Florida has had a seatbelt law since 1986 but it wasn't until 2009 that police officers were given the authority to initiate a traffic stop because the driver wasn't wearing a seatbelt. At the time, the ACLU, NAACP and others raised concerns police would use the law as a way to stop black drivers they otherwise wouldn't be able to pull over.

In response to those concerns, the Legislature requires police to report the racial breakdown of the people they issue tickets to.

Unfortunately, not every police department reports their numbers - despite being required to by the state.

For instance, neither the city of Miami nor Miami Beach reported their seatbelt citations.

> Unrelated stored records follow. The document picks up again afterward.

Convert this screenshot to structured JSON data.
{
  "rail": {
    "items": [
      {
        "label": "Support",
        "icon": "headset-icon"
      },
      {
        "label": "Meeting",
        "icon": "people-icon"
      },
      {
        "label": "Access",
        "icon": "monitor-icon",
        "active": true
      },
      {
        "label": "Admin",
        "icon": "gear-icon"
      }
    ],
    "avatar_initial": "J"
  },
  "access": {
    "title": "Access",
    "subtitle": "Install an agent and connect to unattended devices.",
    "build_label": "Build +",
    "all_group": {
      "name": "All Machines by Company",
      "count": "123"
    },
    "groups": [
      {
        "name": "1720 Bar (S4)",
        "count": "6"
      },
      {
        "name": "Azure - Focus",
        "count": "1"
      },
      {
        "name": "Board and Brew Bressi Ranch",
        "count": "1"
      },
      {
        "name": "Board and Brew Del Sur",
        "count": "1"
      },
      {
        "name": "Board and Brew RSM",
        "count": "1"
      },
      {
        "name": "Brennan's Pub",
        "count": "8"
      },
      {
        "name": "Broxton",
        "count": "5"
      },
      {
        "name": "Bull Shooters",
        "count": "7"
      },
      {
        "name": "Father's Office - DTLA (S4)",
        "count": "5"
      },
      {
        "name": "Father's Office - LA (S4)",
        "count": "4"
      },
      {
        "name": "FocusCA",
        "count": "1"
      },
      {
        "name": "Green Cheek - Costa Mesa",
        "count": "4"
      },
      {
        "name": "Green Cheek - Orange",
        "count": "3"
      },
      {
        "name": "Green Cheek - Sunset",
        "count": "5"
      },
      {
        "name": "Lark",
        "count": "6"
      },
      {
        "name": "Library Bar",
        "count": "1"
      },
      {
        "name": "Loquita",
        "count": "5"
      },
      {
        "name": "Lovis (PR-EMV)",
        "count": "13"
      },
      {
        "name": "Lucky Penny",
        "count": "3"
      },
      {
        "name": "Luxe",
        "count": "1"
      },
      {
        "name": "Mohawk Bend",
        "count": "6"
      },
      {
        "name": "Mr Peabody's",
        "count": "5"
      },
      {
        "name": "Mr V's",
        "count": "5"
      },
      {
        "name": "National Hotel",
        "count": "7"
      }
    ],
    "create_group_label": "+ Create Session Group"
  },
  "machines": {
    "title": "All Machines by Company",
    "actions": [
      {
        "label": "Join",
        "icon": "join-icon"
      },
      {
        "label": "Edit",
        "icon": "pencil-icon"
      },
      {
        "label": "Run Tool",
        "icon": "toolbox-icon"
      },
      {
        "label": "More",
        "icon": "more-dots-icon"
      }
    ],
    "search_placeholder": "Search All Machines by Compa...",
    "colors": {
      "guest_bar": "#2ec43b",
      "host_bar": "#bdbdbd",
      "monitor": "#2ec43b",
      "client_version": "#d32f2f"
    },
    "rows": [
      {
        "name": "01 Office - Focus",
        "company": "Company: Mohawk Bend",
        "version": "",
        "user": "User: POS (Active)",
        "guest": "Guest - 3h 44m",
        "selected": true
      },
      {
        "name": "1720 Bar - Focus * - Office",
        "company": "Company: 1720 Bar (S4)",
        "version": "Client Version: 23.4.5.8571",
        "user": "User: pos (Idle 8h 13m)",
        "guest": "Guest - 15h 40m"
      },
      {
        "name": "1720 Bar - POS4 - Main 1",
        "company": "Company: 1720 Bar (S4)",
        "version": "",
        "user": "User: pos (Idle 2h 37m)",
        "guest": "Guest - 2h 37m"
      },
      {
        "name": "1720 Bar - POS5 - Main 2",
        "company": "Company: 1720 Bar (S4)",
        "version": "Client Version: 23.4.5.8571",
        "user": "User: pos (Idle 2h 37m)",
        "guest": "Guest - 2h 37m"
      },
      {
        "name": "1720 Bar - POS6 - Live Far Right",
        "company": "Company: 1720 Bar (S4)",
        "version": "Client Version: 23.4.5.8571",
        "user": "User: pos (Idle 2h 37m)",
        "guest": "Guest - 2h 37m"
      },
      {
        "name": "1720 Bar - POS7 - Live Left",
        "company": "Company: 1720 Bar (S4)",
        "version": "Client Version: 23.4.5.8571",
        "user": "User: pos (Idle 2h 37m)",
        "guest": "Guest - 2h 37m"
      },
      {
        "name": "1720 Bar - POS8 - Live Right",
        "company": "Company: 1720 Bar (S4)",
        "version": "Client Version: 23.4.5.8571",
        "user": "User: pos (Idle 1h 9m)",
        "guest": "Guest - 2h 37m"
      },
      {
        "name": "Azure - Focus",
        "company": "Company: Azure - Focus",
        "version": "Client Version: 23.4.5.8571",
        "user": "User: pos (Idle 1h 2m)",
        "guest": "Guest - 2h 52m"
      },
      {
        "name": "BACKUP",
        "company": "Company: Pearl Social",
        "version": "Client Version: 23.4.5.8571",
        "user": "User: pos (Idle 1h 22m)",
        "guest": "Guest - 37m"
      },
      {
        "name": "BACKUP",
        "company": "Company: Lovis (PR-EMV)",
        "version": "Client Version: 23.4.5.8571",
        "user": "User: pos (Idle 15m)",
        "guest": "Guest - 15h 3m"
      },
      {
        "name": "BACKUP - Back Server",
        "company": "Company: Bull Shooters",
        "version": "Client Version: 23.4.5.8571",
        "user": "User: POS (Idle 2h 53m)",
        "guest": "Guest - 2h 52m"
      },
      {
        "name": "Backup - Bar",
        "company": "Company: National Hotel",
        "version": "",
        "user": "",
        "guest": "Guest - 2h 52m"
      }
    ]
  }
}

"The data collection and reporting requirement was enacted for a reason - to inform the public about where racial profiling might be taking place so we can all advocate for and law enforcement agencies can also engage in reforms," Choudhury said. "That was the goal. But it doesn't appear that any law enforcement agency or state authorities have analyzed the data to make conclusions or recommendations. This report is the first of its kind to do so."

CBS4 News reviewed the numbers gathered by the state department of Highway Safety and found some interesting disparities, as well.

In 2014, the Fort Lauderdale Police Department issued 809 seatbelt tickets with 539 going to black drivers.

And in Miami Shores, there were 261 seat belt citations issued with 186 going to blacks.

The ACLU report noted that while studies show blacks are slightly less likely to wear seatbelts, it did not explain the large gap between the rates at which tickets were written to black and white drivers. And rather than simply examining the citation rate compared to the overall population, the ACLU study drilled down even deeper to compare only individuals who were of a legal age to drive.

Police targeting blacks, even for something as minor as a seatbelt ticket, can still have a significant impact, Choudhury said.

First, she explained, it stigmatizes a community, and fosters a distrust of the police.

The second problem is that seat belt tickets like all traffic tickets, and tickets for all misdemeanor low level offenses, carry fines.

"These fines impose burdens on people that can be difficult to pay and when over ticketing of a community is happening that means that that community is being disproportionately burdened," she said. "This can lead to cycles of ticketing, driver's license suspension for not being able to pay fines, subsequent tickets, more fines, and even jail."

The third concern stems from a series of tragic events that took place last year in which seemingly routine traffic stops turned deadly, including the shooting death of Walter Scott in South Carolina.

"Even routine traffic stops can escalate and lead to the use of force," she said.